June 23 – 29, 2023Vol. 25, No. 2

From the Side of the Road

A self-service firewood stand on South Gage Road in Oakland. A price list is on the right, above the “honor box,” where customers can leave payment.

by Esther J. Perne

Four cars, two horses, an empty guitar case (good find for a guitar that didn’t have one), two unmatched nightstands, a kid’s car with a broken motor — for great fun pushing, a step ladder, diverse picture frames, even more diverse mirrors, a bale of hay, seedlings, fresh-picked corn, berries, many dozens of delicious eggs, and much more — just one collection of side-of-the-road discoveries or purchases.

It’s shopping time and stopping time on the backroads and byways of the region and since it’s also destination time, why not allow extra time and keep alert to what’s for sale — or for the taking — along the route? There are no guidelines to shopping the back roads other than maybe something always looked and longed for is just waiting for a new owner or something never looked nor longed for offers an opportunity too good to pass by.

Once a common roadside commodity, cars are making a private sale comeback but the few-hundred-dollar “winter beater” style may be gone for good. Those were the days when a car that ran and held its own on ice and snow and was not considered a bit pretty could be purchased off many a lawn.

Also not too common any more are hand-written signs advertising puppies, kittens or other pets, but there occasionally are so remember that “just looking” rarely works. As one proud puppy parent couple recently described they got away and down the road for maybe half a mile before turning back to pick out a puppy.

“Pies! Pies!
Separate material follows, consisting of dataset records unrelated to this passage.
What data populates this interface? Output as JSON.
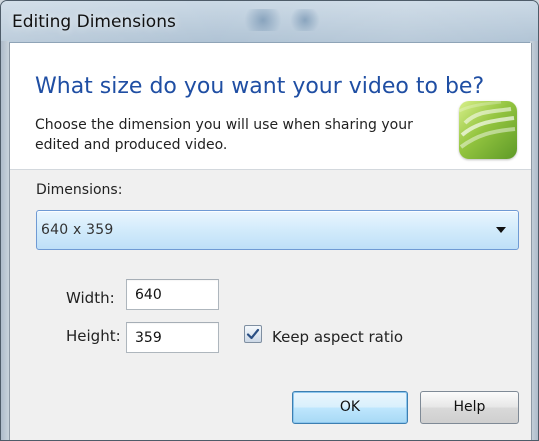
{
  "window": {
    "title": "Editing Dimensions"
  },
  "header": {
    "heading": "What size do you want your video to be?",
    "description": "Choose the dimension you will use when sharing your edited and produced video.",
    "logo_icon": "camtasia-logo"
  },
  "form": {
    "dimensions_label": "Dimensions:",
    "dimensions_selected": "640 x 359",
    "width_label": "Width:",
    "width_value": "640",
    "height_label": "Height:",
    "height_value": "359",
    "keep_aspect_label": "Keep aspect ratio",
    "keep_aspect_checked": true
  },
  "buttons": {
    "ok_label": "OK",
    "help_label": "Help"
  },
  "colors": {
    "heading": "#1f4ea3",
    "select_border": "#6f9ad4",
    "ok_border": "#3c7fb1"
  }
}
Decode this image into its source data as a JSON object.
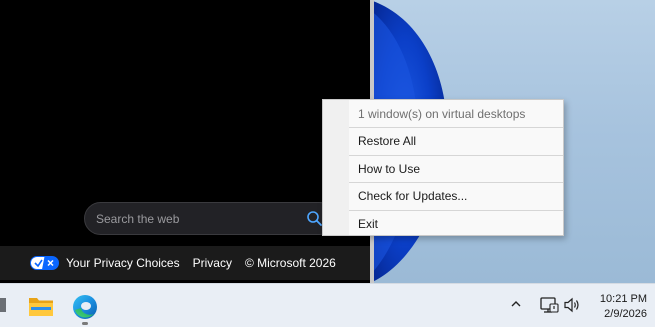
{
  "browser": {
    "search": {
      "placeholder": "Search the web"
    },
    "footer": {
      "privacy_choices": "Your Privacy Choices",
      "privacy": "Privacy",
      "copyright": "© Microsoft 2026"
    }
  },
  "context_menu": {
    "header": "1 window(s) on virtual desktops",
    "items": [
      "Restore All",
      "How to Use",
      "Check for Updates...",
      "Exit"
    ]
  },
  "taskbar": {
    "apps": [
      {
        "name": "file-explorer-icon"
      },
      {
        "name": "edge-icon",
        "active": true
      }
    ],
    "tray": {
      "icons": [
        "show-hidden-icons-chevron",
        "network-icon",
        "volume-icon"
      ]
    },
    "clock": {
      "time": "10:21 PM",
      "date": "2/9/2026"
    }
  },
  "colors": {
    "accent_blue": "#0a3fc4",
    "browser_bg": "#000000",
    "taskbar_bg": "#e9eef5"
  }
}
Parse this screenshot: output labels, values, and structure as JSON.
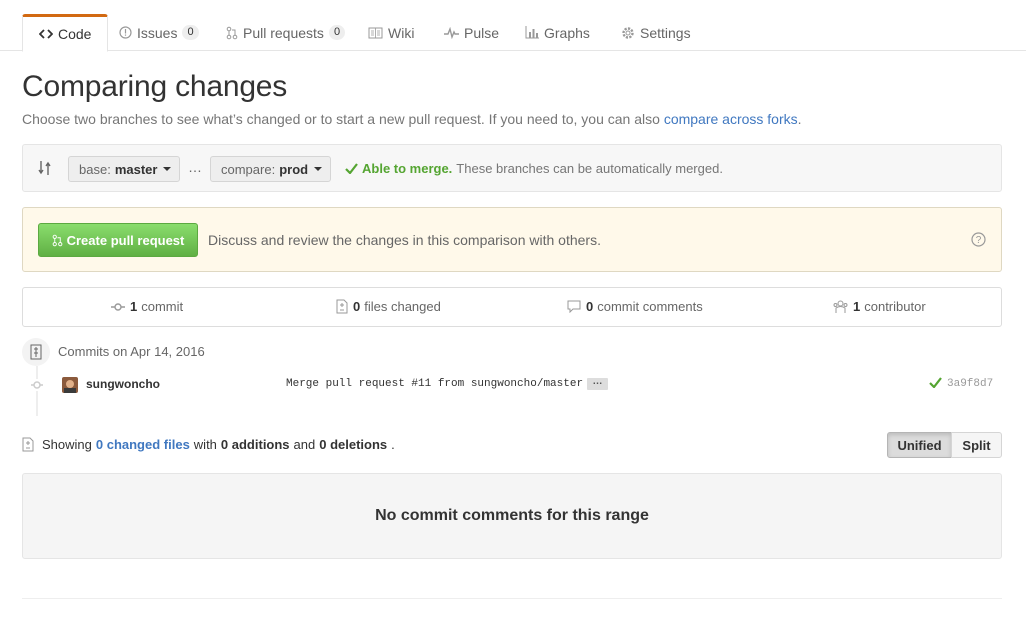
{
  "tabs": [
    {
      "label": "Code",
      "icon": "code-icon",
      "active": true
    },
    {
      "label": "Issues",
      "icon": "issue-icon",
      "count": "0"
    },
    {
      "label": "Pull requests",
      "icon": "pull-request-icon",
      "count": "0"
    },
    {
      "label": "Wiki",
      "icon": "book-icon"
    },
    {
      "label": "Pulse",
      "icon": "pulse-icon"
    },
    {
      "label": "Graphs",
      "icon": "graph-icon"
    },
    {
      "label": "Settings",
      "icon": "gear-icon"
    }
  ],
  "page": {
    "title": "Comparing changes",
    "subtitle": "Choose two branches to see what’s changed or to start a new pull request. If you need to, you can also",
    "subtitle_link": "compare across forks",
    "subtitle_end": "."
  },
  "range": {
    "base_label": "base:",
    "base_value": "master",
    "dots": "…",
    "compare_label": "compare:",
    "compare_value": "prod",
    "merge_status": "Able to merge.",
    "merge_text": "These branches can be automatically merged."
  },
  "banner": {
    "button": "Create pull request",
    "text": "Discuss and review the changes in this comparison with others."
  },
  "summary": {
    "commits_num": "1",
    "commits_label": "commit",
    "files_num": "0",
    "files_label": "files changed",
    "comments_num": "0",
    "comments_label": "commit comments",
    "contrib_num": "1",
    "contrib_label": "contributor"
  },
  "commits": {
    "day": "Commits on Apr 14, 2016",
    "author": "sungwoncho",
    "message": "Merge pull request #11 from sungwoncho/master",
    "ellipsis": "…",
    "sha": "3a9f8d7"
  },
  "diff": {
    "showing": "Showing",
    "changed": "0 changed files",
    "with": "with",
    "additions": "0 additions",
    "and": "and",
    "deletions": "0 deletions",
    "end": ".",
    "unified": "Unified",
    "split": "Split",
    "blank": "No commit comments for this range"
  },
  "colors": {
    "accent": "#d26911",
    "link": "#4078c0",
    "success": "#55a532"
  }
}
Pies” screams this sign at the Winterberry Farm farmstand on Route 27 in Belgrade.

One category of today’s leading side-of-the-road sale items is watercraft of all sizes and conditions, including kayaks and canoes. Firewood, including kindling, is another popular roadside sale item. And, the “Open” flags are already flying on farmstands and produce will soon be for sale as well in front of many homes.

Buying vegetables, berries, flowers, and eggs from roadside coolers, display racks, tables and bins is a unique experience. If the stands are unattended — and they often are — the transaction will involve an “honor” jar or box for the purchase price to be deposited and even for change to made.

One staple of the summer season are the many lawn sales, yard sales, barn sales, and garage sales inviting the backroad traveler to stop and look and often where there has been a sale there will be a “free” pile that’s worth looking over, too. Maybe free and usually not in the totally good shape category are old tools, sports gear, and camp items, which just happen to be the decor of choice for furnishing lake area properties. Fishing gear, paddles, even worn-out life jackets, look fine hanging in rustic splendor on camp walls and are not to be overlooked in that pile of free stuff.

Not all finds at the side of the road are material. A sign for a trail, either in-town or remote, can catch the eye and the curiosity for a great hike. Signs for sites — historic, scenic, conservation demonstration areas — lead to interesting informational and educational discoveries. And signs for services may lead to getting something — finally — built or repaired.

It’s shopping time and stopping time on the backroads and byways of the region.